Washington Capitals goaltender Braden Holtby found himself growing more angry and upset over the past week. He had been watching the peaceful protests in the Washington area, the law enforcement reaction and the national discussion of systemic racism in the wake of the killing of George Floyd while in custody of the Minneapolis police.

Holtby knew his wife, Brandi, was trying to do her part in taking to social media and supporting the Black Lives Matter movement, but he wanted to do more.

“I don’t think this time is a time to sugarcoat anything,” Holtby said on a conference call Friday. “I think it’s a time to look at ourselves in the mirror and really find how we can be better and how we can take responsibility for the past and learn from that to move forward.”

So after spending considerable time thinking about what he wanted to say and how he could get his message across, he posted a message on Twitter on Wednesday. Among the many statements issued by athletes over the past week, Holtby’s was particularly thoughtful and eloquent. He made it clear he stood with the Black Lives Matter movement and vowed “to walk beside and listen to every word of anguish and give my strength to every black man, woman, or child until their shoes weigh the same as mine.” He wrote about how the “injustice and hatred infused power” is nothing new and that the notion that things have improved is “very naive.”

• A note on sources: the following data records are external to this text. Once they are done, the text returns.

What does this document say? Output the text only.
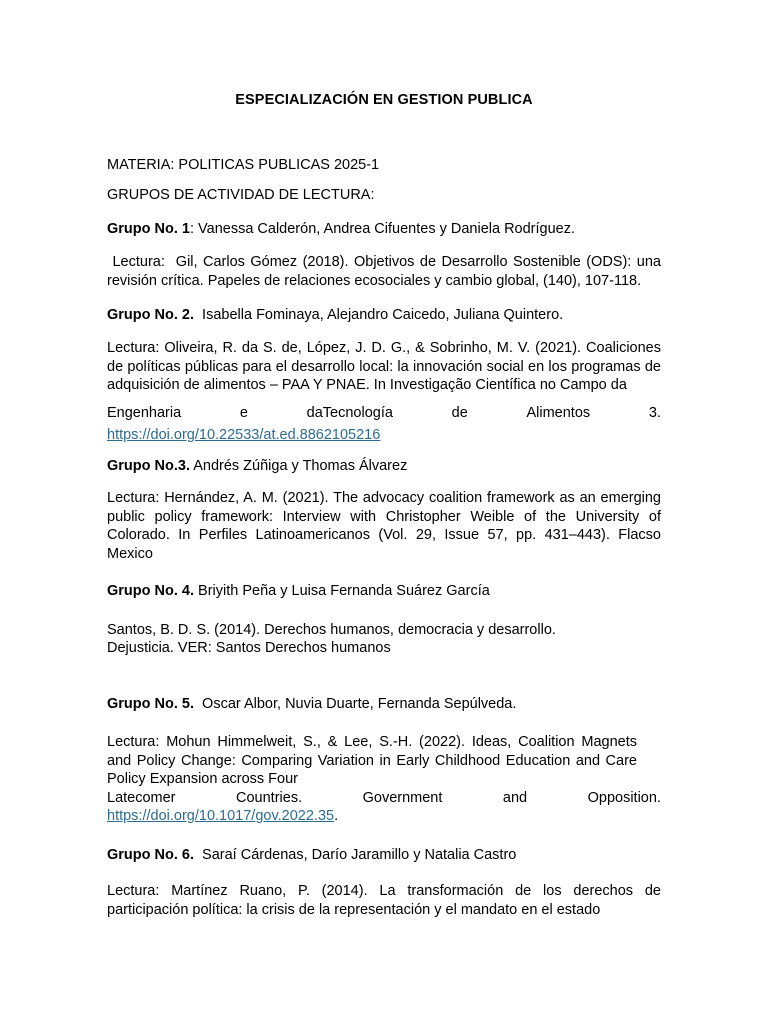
ESPECIALIZACIÓN EN GESTION PUBLICA
MATERIA: POLITICAS PUBLICAS 2025-1
GRUPOS DE ACTIVIDAD DE LECTURA:
Grupo No. 1: Vanessa Calderón, Andrea Cifuentes y Daniela Rodríguez.
Lectura:  Gil, Carlos Gómez (2018). Objetivos de Desarrollo Sostenible (ODS): una revisión crítica. Papeles de relaciones ecosociales y cambio global, (140), 107-118.
Grupo No. 2.  Isabella Fominaya, Alejandro Caicedo, Juliana Quintero.
Lectura: Oliveira, R. da S. de, López, J. D. G., & Sobrinho, M. V. (2021). Coaliciones de políticas públicas para el desarrollo local: la innovación social en los programas de adquisición de alimentos – PAA Y PNAE. In Investigação Científica no Campo da
Engenharia	e	daTecnología	de	Alimentos	3.
https://doi.org/10.22533/at.ed.8862105216
Grupo No.3. Andrés Zúñiga y Thomas Álvarez
Lectura: Hernández, A. M. (2021). The advocacy coalition framework as an emerging public policy framework: Interview with Christopher Weible of the University of Colorado. In Perfiles Latinoamericanos (Vol. 29, Issue 57, pp. 431–443). Flacso Mexico
Grupo No. 4. Briyith Peña y Luisa Fernanda Suárez García
Santos, B. D. S. (2014). Derechos humanos, democracia y desarrollo.
Dejusticia. VER: Santos Derechos humanos
Grupo No. 5.  Oscar Albor, Nuvia Duarte, Fernanda Sepúlveda.
Lectura: Mohun Himmelweit, S., & Lee, S.-H. (2022). Ideas, Coalition Magnets and Policy Change: Comparing Variation in Early Childhood Education and Care Policy Expansion across Four
Latecomer	Countries.	Government	and	Opposition.
https://doi.org/10.1017/gov.2022.35.
Grupo No. 6.  Saraí Cárdenas, Darío Jaramillo y Natalia Castro
Lectura: Martínez Ruano, P. (2014). La transformación de los derechos de participación política: la crisis de la representación y el mandato en el estado
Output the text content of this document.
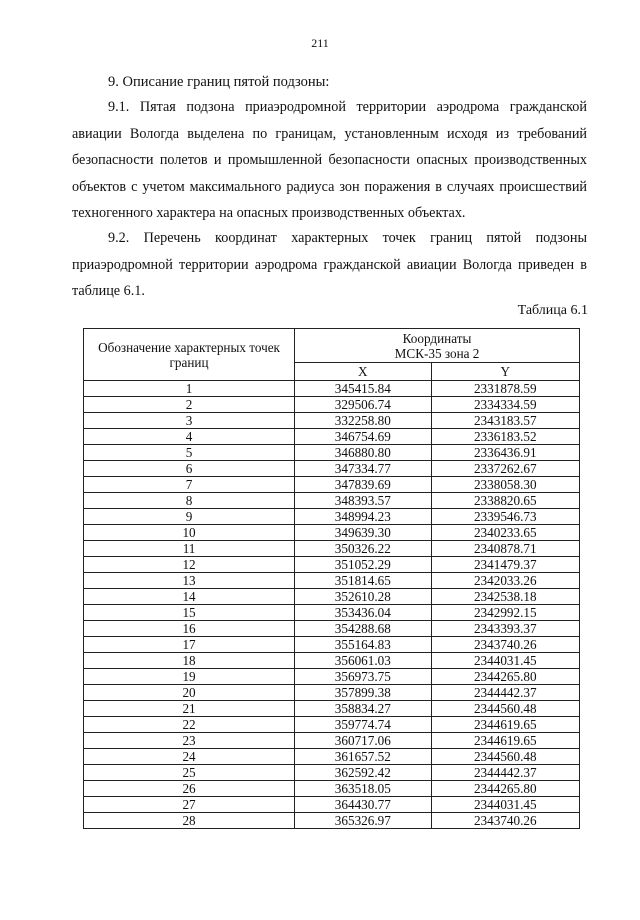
211
9. Описание границ пятой подзоны:

9.1. Пятая подзона приаэродромной территории аэродрома гражданской авиации Вологда выделена по границам, установленным исходя из требований безопасности полетов и промышленной безопасности опасных производственных объектов с учетом максимального радиуса зон поражения в случаях происшествий техногенного характера на опасных производственных объектах.

9.2. Перечень координат характерных точек границ пятой подзоны приаэродромной территории аэродрома гражданской авиации Вологда приведен в таблице 6.1.

Таблица 6.1
Обозначение характерных точек границ	Координаты
МСК-35 зона 2	

	X	Y
1	345415.84	2331878.59
2	329506.74	2334334.59
3	332258.80	2343183.57
4	346754.69	2336183.52
5	346880.80	2336436.91
6	347334.77	2337262.67
7	347839.69	2338058.30
8	348393.57	2338820.65
9	348994.23	2339546.73
10	349639.30	2340233.65
11	350326.22	2340878.71
12	351052.29	2341479.37
13	351814.65	2342033.26
14	352610.28	2342538.18
15	353436.04	2342992.15
16	354288.68	2343393.37
17	355164.83	2343740.26
18	356061.03	2344031.45
19	356973.75	2344265.80
20	357899.38	2344442.37
21	358834.27	2344560.48
22	359774.74	2344619.65
23	360717.06	2344619.65
24	361657.52	2344560.48
25	362592.42	2344442.37
26	363518.05	2344265.80
27	364430.77	2344031.45
28	365326.97	2343740.26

Asked Friday whether he had any specific actions to follow his words, Holtby said he and Brandi have been talking about options for a while. They believe in supporting causes and organizations that have long-range goals; they have focused on the Human Rights Campaign in the past because “it hit a wide spectrum for us dealing with LGBTQ issues and racial issues.”

But as they continue to educate themselves and “see the world changing in front of us,” they are looking to find other ways to do as much as they can and are creating a “game plan for an extended period of time where we believe we can help change.”

Holtby has spoken out multiple times on social issues during his time with the Capitals. In 2018, he did not visit the White House with his teammates, joining forwards Brett Connolly and Devante Smith-Pelly as players who declined President Trump’s invitation to honor the team’s Stanley Cup victory.

“For me, it’s just a personal thing,” Holtby said then. “I believe in what I believe in, and in order to stick to those values, I think I have to do what I feel is right.”

Holtby also has marched in D.C.’s Pride Parade, served as the Capitals’ designated “You Can Play” ambassador and spoken at the Human Rights Campaign national dinner.

He has never shied away from speaking his mind. Friday’s media call focused solely on his Wednesday statement and racial injustice. Multiple times, he referred to his youth in a small town in Saskatchewan and how, until moving to the United States, he didn’t truly understand what “racial injustice is in this country.”

“In Canada, we have indigenous rights and racism that way,” Holtby said. “I grew up around that, but this is different, so I needed to educate myself and still need to. I believe how my parents did the right thing in teaching us in our situation. I learned a lot from them and Brandi as well, and now we’re just trying to take our knowledge we’ve learned in a different culture and try to teach our kids that way.”

Holtby also acknowledged that the NHL has been slower than other leagues in terms of players speaking out about political and social issues. He said he wasn’t sure why but thinks it is changing for the better.

He pointed to “true leaders” such as Jonathan Toews, captain of the Chicago Blackhawks, who issued a strong statement on racism, pain and hate this week. Holtby said in order for the sport to grow, it starts with educating yourself, and that leads to bettering yourself and “bettering the people around you.”

“I think we’re obviously behind as a sport,” he said. “I think everyone’s realizing that and the true personalities are going to show through, I think, as long as we keep pushing it.“

Holtby was among several Capitals to release statements recently. Forward Tom Wilson tweeted Wednesday that he was donating to the East of the River Mutual Aid Fund and the Fort Dupont Cannons, the oldest local and inner-city youth hockey program in the country.

On Tuesday, defenseman John Carlson said he was committed to being part of the solution while supporting the Black Lives Matter movement, and captain Alex Ovechkin tweeted Monday that it was “so important for us to respect and love each other no matter what we look like.”